I may be wrong, but it strikes me that the articles that appear in nearly every newspaper every day that describe a particular day’s stock-market movements are pretty much worthless.
They try to pin a cause or two on the effect that’s just been observed, when in fact the effect may have little relationship with the narrow causes being credited. Consider, for instance, this A.P. headline and news brief that appeared on Yahoo! News at about 2:30 p.m. yesterday:
“Stocks Surge to Start Q2″
Wall Street began the second quarter with a big rally Tuesday as investors rushed back into stocks amid optimism that the worst of the credit crisis has passed and that the economy is faring better than expected.
How does the A.P. really know that investors “rushed back into stocks” because they were optimistic that “the worst of the credit crisis had passed” and that the economy is “faring better than expected”?
The A.P. folks sure didn’t learn this from reading their own business headlines. Here are five A.P. headlines that appeared directly beneath the stock-surge news brief.
- “Celent: 200,000 US Banking Jobs at Risk”
- “Manufacturing, Construction Weaken”
- “Ford, Toyota U.S. Sales Down in March”
- “Congress Has Big Questions for Big Oil”
- “U.B.S. Will Write Down $19 Billion”
Here are a couple of stock-market headlines I’d love to read one day:
“Stocks Surge, Reasons Unknown; May Be Nothing More Than the Random Fluctuation of a Complex System”
or:
“Stocks Dive: Three First-Movers Sold Hard and Then Everyone Else Inexplicably Followed”
But I could probably live to 150 and never see that happen.

At the beginning of a quarter, many mutual funds make investment decisions. They may reposition money or increase their investements, which would have some impact.
Of course, good news or outlook helps, too.
Further, when stocks fall, newspapers talk about “stocks took a tumble today,” but oftentimes it is simply people TAKING PROFITS from the run up over the past several days, perhaps.
And people to not “inexplicably follow” big sell-offs. Very simply, when big positions are sold, it causes the market to go down. And when the market goes down, there are people out there who, in order to protect their principal, will exit the stock at just a small downward move, too. That, of course, causes the stock to fall further, until finally even those with more tolerance for stock fluctuations decide to get out. This goes on until there are traders who think, “Wow! That stock is a bargain, I’m going to buy a load of it.” And, thus, the decline is halted and so forth.
Oddly enough, in “Market Wizards,” one guy noted that whenever there were big write-ups in, say, Time, about how the gold market was going to the moon, or whatever, that that usually signaled the top–ha!
All we have to do now is look for the Wall Street Journal to say something like, “how low will it go?” and we’ll know to pile back in in anticipation of the turn-around.
I think it’s because optimism and good news are what sells papers…oh wait…
This is pretty much the premise of Nicholas Taleb’s books on randomness and Black Swans.

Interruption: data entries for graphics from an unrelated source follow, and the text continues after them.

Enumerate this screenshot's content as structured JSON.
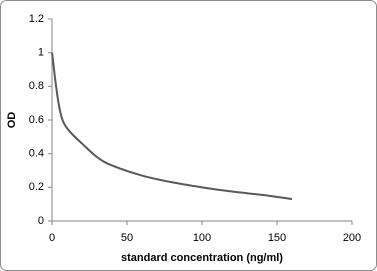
{
  "chart_data": {
    "type": "line",
    "x_label": "standard concentration (ng/ml)",
    "y_label": "OD",
    "x": [
      0,
      1,
      2,
      4,
      6,
      8,
      12,
      20,
      30,
      40,
      60,
      80,
      100,
      120,
      140,
      160
    ],
    "values": [
      1.0,
      0.93,
      0.85,
      0.72,
      0.63,
      0.58,
      0.53,
      0.46,
      0.38,
      0.33,
      0.27,
      0.23,
      0.2,
      0.175,
      0.155,
      0.13
    ],
    "color": "#595959",
    "xlim": [
      0,
      200
    ],
    "xticks": [
      0,
      50,
      100,
      150,
      200
    ],
    "ylim": [
      0,
      1.2
    ],
    "yticks": [
      0,
      0.2,
      0.4,
      0.6,
      0.8,
      1,
      1.2
    ],
    "grid": false
  }
}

No one really knows why anything happens, they just rationalise it after the fact, the proof of this being peoples inability to predict it before it happens.
The volatility in the stock market freaks me out. Why should the apparent value of a Multi Billion Dollar company go up or down multiple percent at the whim of Wall street?
Whats wrong with
“Stock Market went up/down by >3% today. Volatility happens”
The stock, commodity and options markets are really just massive experiments in mob psychology. Some things happen in them which are based on routine activity (such as the timing factors cited in comment #1, AaronS), but often things happen which are based solely on emotional factors, e.g. when stocks rise or fall based on perceptions and not on any objectively-meaingful event.
Yesterday was April 1st: that may explain why GOOG increased by 5%.
Google made many many pranks. The company seemed to be back, with its usual optimism and user-friendly products. Google released -only – a feature for Google Docs, but above all, announces Virgle (an April fool organized with R. Branson).
In the same time, a crucial vice-president left for EMI, and no new figures balanced the consensus over the slowdown of the Internet industry.
Perhaps, yesterday’s investors spent long time surfing the Web, and laughed a lot. This has probably affected their decision.
Second the post about Nicolas Taleb’s work. There are far too many factors to attribute movement to just one. As NT suggests, watch some of the financial shows with the sound off. Its funny to see how ridiculous the hosts look when they are spouting off.